Do you have a special project that has had a resounding impact on you? Can you tell us a bit about that experience?
Well, I used to cover a lot of events specially battles. I remember covering an intense one between the government and Taliban in Badakhshan province. Moreover i t was like raining bullets, I was watching the soldiers closely, they had no fear at all, while their friends were down they stepped on the dead bodies and moved forward. Particularly it was the time I realized what “ Moving forward means, when the way becomes rough and nearly impossible ”. Specially this situation inspired me to face my own fears and move forward in my own personal life. Anytime I feel stuck, or I am about to quit, I remember that event and tell myself “Move forward”.
How do people receive your presence when you want to capture photographs in their environment?
It depends on the situation, especially when I was taking photos of places where they were suffering from poverty. Sometimes I received a warm welcome because they thought I could help them get noticed by higher authorities and bring help. But in other situations in normal life, some people were welcoming and some didn’t like being photographed.
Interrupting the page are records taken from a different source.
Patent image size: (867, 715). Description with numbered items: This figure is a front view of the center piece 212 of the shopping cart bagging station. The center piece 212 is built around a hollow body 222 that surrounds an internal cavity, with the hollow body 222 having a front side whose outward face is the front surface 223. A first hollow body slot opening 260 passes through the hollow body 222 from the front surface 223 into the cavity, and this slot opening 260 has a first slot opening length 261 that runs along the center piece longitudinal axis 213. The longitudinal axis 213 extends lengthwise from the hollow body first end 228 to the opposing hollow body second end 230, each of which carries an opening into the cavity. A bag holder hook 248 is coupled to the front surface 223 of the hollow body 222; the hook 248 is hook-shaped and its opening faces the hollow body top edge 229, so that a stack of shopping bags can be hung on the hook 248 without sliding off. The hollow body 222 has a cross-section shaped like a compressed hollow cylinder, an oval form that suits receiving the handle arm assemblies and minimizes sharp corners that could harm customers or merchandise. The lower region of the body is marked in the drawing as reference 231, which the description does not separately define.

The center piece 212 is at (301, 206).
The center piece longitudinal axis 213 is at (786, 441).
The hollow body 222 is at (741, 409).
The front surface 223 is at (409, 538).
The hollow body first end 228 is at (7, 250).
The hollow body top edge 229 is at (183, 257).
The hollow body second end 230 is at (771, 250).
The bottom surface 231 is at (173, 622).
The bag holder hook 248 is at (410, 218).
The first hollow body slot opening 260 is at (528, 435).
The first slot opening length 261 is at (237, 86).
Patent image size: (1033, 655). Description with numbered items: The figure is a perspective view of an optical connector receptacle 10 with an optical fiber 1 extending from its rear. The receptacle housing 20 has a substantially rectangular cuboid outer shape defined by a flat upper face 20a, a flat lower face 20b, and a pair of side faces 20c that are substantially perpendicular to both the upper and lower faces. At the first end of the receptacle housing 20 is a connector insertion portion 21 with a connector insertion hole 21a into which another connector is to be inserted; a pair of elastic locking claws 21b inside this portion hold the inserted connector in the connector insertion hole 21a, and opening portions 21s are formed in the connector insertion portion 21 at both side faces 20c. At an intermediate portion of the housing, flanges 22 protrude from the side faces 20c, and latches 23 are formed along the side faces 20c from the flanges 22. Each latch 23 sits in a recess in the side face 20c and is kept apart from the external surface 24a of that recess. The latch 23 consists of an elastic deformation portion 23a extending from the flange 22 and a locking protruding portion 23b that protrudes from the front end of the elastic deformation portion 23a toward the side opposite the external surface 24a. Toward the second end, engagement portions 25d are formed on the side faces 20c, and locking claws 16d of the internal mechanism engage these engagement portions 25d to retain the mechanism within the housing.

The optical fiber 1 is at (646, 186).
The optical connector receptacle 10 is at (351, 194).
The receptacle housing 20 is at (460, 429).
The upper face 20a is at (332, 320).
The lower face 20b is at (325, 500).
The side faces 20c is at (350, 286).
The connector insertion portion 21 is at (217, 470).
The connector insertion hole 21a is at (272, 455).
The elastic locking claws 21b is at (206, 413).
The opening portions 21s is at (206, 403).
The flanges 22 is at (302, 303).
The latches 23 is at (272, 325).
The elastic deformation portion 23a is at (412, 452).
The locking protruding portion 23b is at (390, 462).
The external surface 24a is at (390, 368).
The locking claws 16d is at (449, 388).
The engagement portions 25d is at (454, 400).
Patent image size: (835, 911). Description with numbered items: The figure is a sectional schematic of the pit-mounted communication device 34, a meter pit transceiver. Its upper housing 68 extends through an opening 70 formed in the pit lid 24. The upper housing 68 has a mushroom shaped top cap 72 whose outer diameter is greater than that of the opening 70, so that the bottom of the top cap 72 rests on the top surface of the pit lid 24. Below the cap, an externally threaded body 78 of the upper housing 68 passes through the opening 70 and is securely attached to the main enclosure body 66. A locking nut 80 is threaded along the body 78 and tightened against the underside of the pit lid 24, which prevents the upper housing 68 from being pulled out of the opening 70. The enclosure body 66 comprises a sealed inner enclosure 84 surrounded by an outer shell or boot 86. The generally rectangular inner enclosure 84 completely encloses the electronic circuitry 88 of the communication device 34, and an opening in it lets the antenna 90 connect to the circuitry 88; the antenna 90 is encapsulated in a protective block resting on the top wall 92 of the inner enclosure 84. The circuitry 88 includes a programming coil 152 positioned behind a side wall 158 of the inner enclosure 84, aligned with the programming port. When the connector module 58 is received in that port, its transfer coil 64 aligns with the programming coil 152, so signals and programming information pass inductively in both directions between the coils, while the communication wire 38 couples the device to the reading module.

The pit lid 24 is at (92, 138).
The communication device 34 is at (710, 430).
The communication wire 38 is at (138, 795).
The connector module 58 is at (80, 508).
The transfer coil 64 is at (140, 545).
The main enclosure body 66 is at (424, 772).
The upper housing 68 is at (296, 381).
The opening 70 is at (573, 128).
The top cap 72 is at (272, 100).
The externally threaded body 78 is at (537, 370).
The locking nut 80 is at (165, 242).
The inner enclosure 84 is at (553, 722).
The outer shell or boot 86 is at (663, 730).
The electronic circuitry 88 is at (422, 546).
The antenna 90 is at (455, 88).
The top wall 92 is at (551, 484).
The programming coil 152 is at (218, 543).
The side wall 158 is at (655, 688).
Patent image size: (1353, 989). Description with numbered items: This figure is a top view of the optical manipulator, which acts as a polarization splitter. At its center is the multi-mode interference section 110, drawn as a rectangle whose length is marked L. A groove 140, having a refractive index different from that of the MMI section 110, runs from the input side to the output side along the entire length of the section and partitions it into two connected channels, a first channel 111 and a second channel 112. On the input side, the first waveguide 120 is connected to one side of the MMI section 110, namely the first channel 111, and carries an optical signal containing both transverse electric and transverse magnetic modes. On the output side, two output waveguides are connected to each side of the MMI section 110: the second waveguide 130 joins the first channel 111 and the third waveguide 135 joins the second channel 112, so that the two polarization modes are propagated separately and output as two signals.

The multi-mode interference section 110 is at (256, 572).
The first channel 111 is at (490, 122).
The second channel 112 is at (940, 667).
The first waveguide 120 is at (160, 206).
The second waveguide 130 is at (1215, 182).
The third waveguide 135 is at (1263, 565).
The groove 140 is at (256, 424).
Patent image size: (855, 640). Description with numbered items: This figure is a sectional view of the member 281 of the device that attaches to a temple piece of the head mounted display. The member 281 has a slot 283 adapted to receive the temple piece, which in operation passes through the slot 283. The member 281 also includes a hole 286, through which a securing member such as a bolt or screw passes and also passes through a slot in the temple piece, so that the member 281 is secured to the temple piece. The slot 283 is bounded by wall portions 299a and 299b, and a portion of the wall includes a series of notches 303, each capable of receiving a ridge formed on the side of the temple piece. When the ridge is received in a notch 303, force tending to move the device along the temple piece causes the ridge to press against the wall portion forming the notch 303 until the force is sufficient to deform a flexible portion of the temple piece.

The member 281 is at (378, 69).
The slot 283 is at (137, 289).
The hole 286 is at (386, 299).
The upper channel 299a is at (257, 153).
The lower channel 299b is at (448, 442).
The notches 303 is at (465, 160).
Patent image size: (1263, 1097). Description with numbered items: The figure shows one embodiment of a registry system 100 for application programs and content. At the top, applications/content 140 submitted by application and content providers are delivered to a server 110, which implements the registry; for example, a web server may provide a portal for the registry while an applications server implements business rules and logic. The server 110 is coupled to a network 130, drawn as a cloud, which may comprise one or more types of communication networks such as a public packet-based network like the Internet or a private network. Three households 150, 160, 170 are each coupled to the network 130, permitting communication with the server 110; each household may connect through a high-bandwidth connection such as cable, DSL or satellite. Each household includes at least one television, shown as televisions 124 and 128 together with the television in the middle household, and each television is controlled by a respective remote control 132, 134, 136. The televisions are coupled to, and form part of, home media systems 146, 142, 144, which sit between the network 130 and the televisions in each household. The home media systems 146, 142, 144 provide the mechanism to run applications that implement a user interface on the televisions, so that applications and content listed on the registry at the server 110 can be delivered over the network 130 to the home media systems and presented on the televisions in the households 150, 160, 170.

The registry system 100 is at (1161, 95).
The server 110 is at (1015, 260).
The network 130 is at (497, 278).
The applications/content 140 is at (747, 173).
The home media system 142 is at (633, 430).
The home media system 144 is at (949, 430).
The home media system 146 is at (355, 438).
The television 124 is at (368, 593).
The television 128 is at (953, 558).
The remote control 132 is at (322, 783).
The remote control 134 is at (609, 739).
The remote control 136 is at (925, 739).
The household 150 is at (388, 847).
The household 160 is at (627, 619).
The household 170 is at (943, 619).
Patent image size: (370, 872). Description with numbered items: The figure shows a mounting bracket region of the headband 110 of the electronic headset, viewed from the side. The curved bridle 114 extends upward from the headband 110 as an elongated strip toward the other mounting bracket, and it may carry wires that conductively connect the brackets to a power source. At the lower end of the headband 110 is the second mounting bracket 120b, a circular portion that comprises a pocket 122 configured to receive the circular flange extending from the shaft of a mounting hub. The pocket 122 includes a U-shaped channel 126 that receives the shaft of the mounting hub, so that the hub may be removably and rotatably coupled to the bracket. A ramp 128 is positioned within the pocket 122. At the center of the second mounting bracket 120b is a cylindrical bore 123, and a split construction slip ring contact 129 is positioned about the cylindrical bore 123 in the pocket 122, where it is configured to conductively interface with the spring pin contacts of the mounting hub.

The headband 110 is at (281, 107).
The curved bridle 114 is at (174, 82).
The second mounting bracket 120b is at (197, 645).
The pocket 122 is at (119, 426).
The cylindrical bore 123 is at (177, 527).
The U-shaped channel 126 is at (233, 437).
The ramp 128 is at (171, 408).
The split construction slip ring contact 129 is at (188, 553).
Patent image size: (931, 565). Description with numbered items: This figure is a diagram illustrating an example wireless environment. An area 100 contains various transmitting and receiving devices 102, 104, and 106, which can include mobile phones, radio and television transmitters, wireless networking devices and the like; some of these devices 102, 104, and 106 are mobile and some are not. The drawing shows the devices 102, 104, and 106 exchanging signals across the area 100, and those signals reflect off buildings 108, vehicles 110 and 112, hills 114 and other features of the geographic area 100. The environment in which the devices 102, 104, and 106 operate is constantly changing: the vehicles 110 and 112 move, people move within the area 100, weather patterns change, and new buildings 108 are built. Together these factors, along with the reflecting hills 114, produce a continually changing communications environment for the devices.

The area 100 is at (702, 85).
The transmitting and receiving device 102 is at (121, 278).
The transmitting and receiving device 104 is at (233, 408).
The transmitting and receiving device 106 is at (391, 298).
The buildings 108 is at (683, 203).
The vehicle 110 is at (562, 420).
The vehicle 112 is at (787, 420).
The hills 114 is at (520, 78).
For example, if a man notices that I was taking a picture of a woman, he could create problems.
Please give a recommendation to people who like photography and would like to start a career in photojournalism.
In journalism, it is common to say, “the best news is the worst news”. On the contrary, I like to say , “the worst incident is the best news”. When we talk about photojournalism, we always deal with incidents and events that events that include some danger for the photographer. For this reason e very year, many photographers around the world are injured and even die while covering events such as war, natural disasters, landslides, etc. In effect photojournalism is about getting into the heart of events, and if we want to enter the world of photojournalism, we must be prepared to accept all its risks.